2) Project-based teaching principles should be adopted for teaching civics to encourage
interdisciplinary teaching. Current optional civics projects should be re-evaluated and
the most successful should be incorporated into the formal curriculum, which will
provide a concrete platform for the practice of acquired skills. This does not mean that
extracurricular activities should be formalized. Rather, they need to maintain their role
and become a crucial anchor for service learning, an experiential education method that
aims at the development of civic responsibility.
3) Employing a service learning approach should be adopted to allow for the teaching of
democracy through civics to students of all ages. Although the EDS approach is a
relatively recent adaptation to the curriculum, older instructors are familiar with the
concepts of service learning. The majority of those in the teaching profession are of an
older generation who may be struggling with incorporating democratic values and
competences, like pluralism and debate into their teaching. They are, however, well
versed in service learning. Service learning was practiced basically in all Soviet schools
through membership in young communist and scouting organizations. As a result,
senior teachers have both the skills and experience to engage their students in service
learning. They will need to be retrained to design instructional projects based on a
different set of values. This may sound simplistic and optimistic, since teaching values
which have not been internalized may seem hypocritical. Cultivation of civic
responsibility can, however, be anchored on more universal values and thereby support
the concept of democracy.
4) Pre-service and in-service civics teacher education should include a component on
negotiation skills. Teachers, as primary providers of quality of education, should be able
to model and teach skills that can help their students discuss, persuade and vote as the
means for settling conflicts.
5) An important component in teacher education should be the use of Information and
Communication Technologies (ICT) for teaching. Computer literacy and computer
assisted teaching will diversify information and knowledge creation sources, minimize
the traditionally authoritative behaviour of teachers, and lay the foundations for
functional pluralism in learning and teaching processes. It is especially important to
include such modules in pre-service education, since the current system and practice of
in-service professional development is quite confusing and inefficient, and intervention
only at this level will not generate a desirable change.
These are basic and concrete recommendations but will require significant effort, goodwill and
investment. Unless these recommendations are implemented, it is unrealistic to call for
improvements in school governance either though participation in school life by forming teacher
associations and youth clubs, or though practice of dialogue and negotiation in daily school life.
School governance remains largely authoritarian and those in power will likely resent attempts
to jeopardize or minimize their power.
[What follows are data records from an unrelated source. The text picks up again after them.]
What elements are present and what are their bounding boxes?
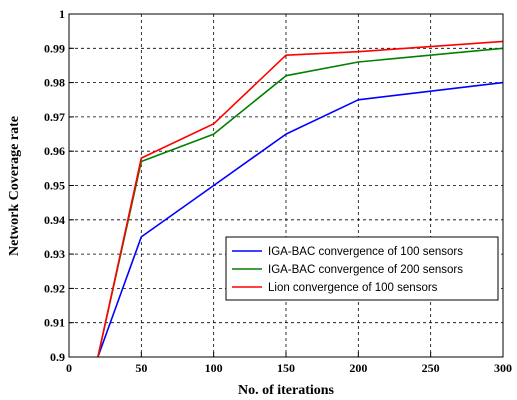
x-tick-label: 200 [349, 361, 367, 375]
grid [69, 14, 503, 357]
legend-label: Lion convergence of 100 sensors [268, 282, 438, 294]
x-axis-label: No. of iterations [238, 383, 335, 398]
series-line-iga-bac-convergence-of-100-sensors [97, 81, 504, 358]
tick-layer: 0 50 100 150 200 250 300 0.9 0.91 0.92 0.93 0.94 0.9… [44, 7, 512, 375]
y-tick-label: 0.91 [44, 316, 65, 330]
y-tick-label: 0.92 [44, 281, 65, 295]
series-line-lion-convergence-of-100-sensors [97, 40, 504, 358]
y-tick-label: 0.99 [44, 41, 65, 55]
legend-label: IGA-BAC convergence of 200 sensors [268, 264, 463, 276]
y-tick-label: 0.96 [44, 144, 65, 158]
x-tick-label: 300 [494, 361, 512, 375]
x-tick-label: 150 [277, 361, 295, 375]
y-tick-label: 0.98 [44, 76, 65, 90]
y-axis-label: Network Coverage rate [7, 116, 22, 256]
y-tick-label: 0.94 [44, 213, 65, 227]
y-tick-label: 0.93 [44, 247, 65, 261]
y-tick-label: 0.97 [44, 110, 65, 124]
y-tick-label: 0.95 [44, 179, 65, 193]
x-tick-label: 0 [66, 361, 72, 375]
x-tick-label: 50 [135, 361, 147, 375]
legend-label: IGA-BAC convergence of 100 sensors [268, 246, 463, 258]
series-layer [97, 40, 504, 358]
legend-box [225, 236, 499, 301]
y-tick-label: 0.9 [50, 350, 65, 364]
x-tick-label: 250 [422, 361, 440, 375]
legend: IGA-BAC convergence of 100 sensors IGA-BA… [225, 236, 499, 301]
x-tick-label: 100 [205, 361, 223, 375]
y-tick-label: 1 [59, 7, 65, 21]
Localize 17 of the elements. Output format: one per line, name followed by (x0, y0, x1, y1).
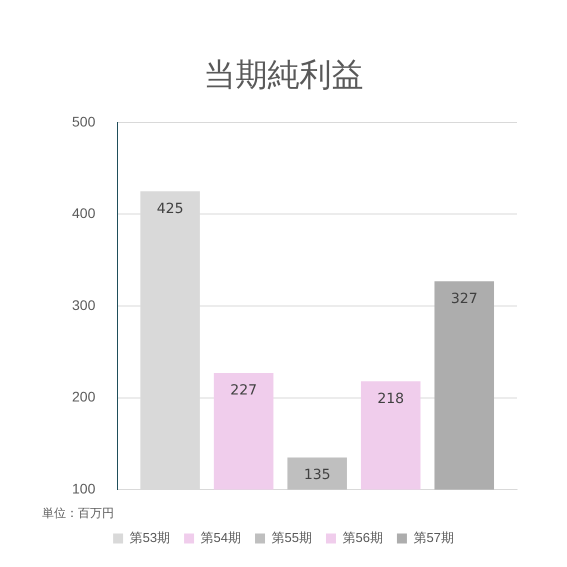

Gelb (2004) claims that “democracy requires that losers
believe they will not lose their essential values or their lives. Such trust and confidence takes
decades to develop. It is Utopian to believe otherwise.” It would be wishful thinking that the
good will of the school managers and policy makers will change old habits and transform past
practices. Managers and policy makers may change and reform habits, however, if they believe
such changes are in their long-term interests and that their future is more secure through
change rather than maintenance of the status quo. In order to succeed, it is crucial to promote
strong momentum for change from the ‘bottom’, so that the policy makers can be pressured by
popular demands for democratic education, which will, in the end, create the sufficient
‘decisional’ condition for overall democratic transformation.